UC Davis

Background

Immune checkpoint inhibitor (ICI) therapy has improved survivals with a favorable toxicity profile in a variety of cancer patients. We hypothesized that hospitalized cancer patients who have acute or chronic comorbidities may have suppressed immune systems and poor clinical outcomes to ICIs. The objective of this study was to explore clinical outcomes and predictive factors of hospitalized cancer patients who received ICI therapy at an NCI-designated Comprehensive Cancer Center.

Methods

A retrospective review of electronic medical records was conducted for adult cancer patients who received an FDA-approved ICI during admission from 08/2016 to 01/2022. For each patient we extracted demographics, cancer histology, comorbidities, reasons for hospitalization, ICI administered, time from treatment to discharge, time from treatment to progression or death, and complete blood counts. Progression-free survival (PFS) and overall survival (OS) were estimated using the Kaplan-Meier method and compared using the log-rank test. The 95% confidence interval for survival was calculated using the exact binomial distribution. Statistical significance was defined as 2-sided p<0.05.

Results

Of 37 patients identified, 2 were excluded due to lack of complete blood counts on admission. Average hospital stay was 24.2 (95% CI 16.5, 31.9) days. Ten (27.0%) patients died during the same hospitalization as treatment. Of those who followed up, 22 (59.5%) died within 90 days of inpatient therapy. The median PFS was 0.86 (95% CI 0.43, 1.74) months and median OS was 1.55 (95% CI 0.76, 3.72) months. Patients with ≥3 comorbidities had poorer PFS (2.4 vs. 0.4 months; p=0.0029) and OS (5.5 vs. 0.6 months; p=0.0006). Pre-treatment absolute lymphocyte counts (ALC) <600 cells/µL were associated with poor PFS (0.33 vs. 1.35 months; p=0.0053) and poor OS (0.33 vs. 2.34 months; p=0.0236).

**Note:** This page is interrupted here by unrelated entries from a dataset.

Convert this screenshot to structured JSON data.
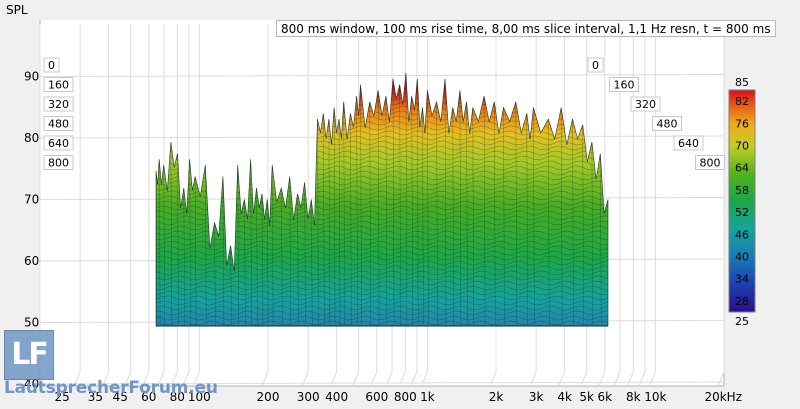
{
  "chart_data": {
    "type": "waterfall",
    "title": "800 ms window, 100 ms rise time, 8,00 ms slice interval, 1,1 Hz resn, t = 800 ms",
    "ylabel": "SPL",
    "xlabel": "",
    "y_ticks": [
      40,
      50,
      60,
      70,
      80,
      90
    ],
    "ylim": [
      40,
      95
    ],
    "x_scale": "log",
    "xlim": [
      20,
      20000
    ],
    "x_ticks": [
      {
        "value": 25,
        "label": "25"
      },
      {
        "value": 35,
        "label": "35"
      },
      {
        "value": 45,
        "label": "45"
      },
      {
        "value": 60,
        "label": "60"
      },
      {
        "value": 80,
        "label": "80"
      },
      {
        "value": 100,
        "label": "100"
      },
      {
        "value": 200,
        "label": "200"
      },
      {
        "value": 300,
        "label": "300"
      },
      {
        "value": 400,
        "label": "400"
      },
      {
        "value": 600,
        "label": "600"
      },
      {
        "value": 800,
        "label": "800"
      },
      {
        "value": 1000,
        "label": "1k"
      },
      {
        "value": 2000,
        "label": "2k"
      },
      {
        "value": 3000,
        "label": "3k"
      },
      {
        "value": 4000,
        "label": "4k"
      },
      {
        "value": 5000,
        "label": "5k"
      },
      {
        "value": 6000,
        "label": "6k"
      },
      {
        "value": 8000,
        "label": "8k"
      },
      {
        "value": 10000,
        "label": "10k"
      },
      {
        "value": 20000,
        "label": "20kHz"
      }
    ],
    "slice_times_ms": [
      "0",
      "160",
      "320",
      "480",
      "640",
      "800"
    ],
    "colorbar": {
      "min": 25,
      "max": 85,
      "ticks": [
        28,
        34,
        40,
        46,
        52,
        58,
        64,
        70,
        76,
        82
      ]
    },
    "envelope": {
      "freq_hz": [
        60,
        62,
        65,
        70,
        75,
        80,
        85,
        90,
        100,
        110,
        120,
        130,
        140,
        150,
        160,
        170,
        180,
        190,
        200,
        220,
        240,
        260,
        280,
        300,
        320,
        340,
        360,
        380,
        400,
        420,
        450,
        480,
        500,
        550,
        600,
        650,
        700,
        750,
        800,
        850,
        900,
        950,
        1000,
        1100,
        1200,
        1300,
        1400,
        1500,
        1600,
        1800,
        2000,
        2200,
        2500,
        2800,
        3000,
        3500,
        4000,
        4500,
        5000,
        5500,
        6000,
        6500
      ],
      "spl_db": [
        75,
        77,
        76,
        80,
        78,
        72,
        77,
        74,
        76,
        66,
        74,
        62,
        76,
        70,
        77,
        72,
        71,
        70,
        76,
        72,
        74,
        71,
        73,
        70,
        84,
        85,
        84,
        86,
        84,
        87,
        85,
        88,
        90,
        87,
        89,
        88,
        91,
        90,
        92,
        88,
        91,
        86,
        89,
        87,
        91,
        86,
        89,
        87,
        86,
        88,
        87,
        86,
        87,
        85,
        86,
        84,
        86,
        84,
        83,
        80,
        78,
        70
      ]
    },
    "grid": true
  },
  "branding": {
    "logo_letters": "LF",
    "logo_text": "LautsprecherForum.eu"
  },
  "colors": {
    "background": "#f0f0f0",
    "plot": "#ffffff",
    "grid": "#d2d2d2"
  }
}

Pre-treatment derived neutrophil to lymphocyte ratio (dNLR) <4 was associated with good median PFS (1.6 vs. 0.4 months; p=0.0157) and OS (2.8 vs. 0.9 months; p=0.0375).

Conclusions

Administration of ICI therapy was associated with poor clinical outcomes and high rates of both inpatient mortality and 90-day mortality after inpatient ICI therapy. The presence of ≥3 comorbidities, ALC <600/μL, or dNLR >4 in hospitalized patients was associated with poor survival outcomes.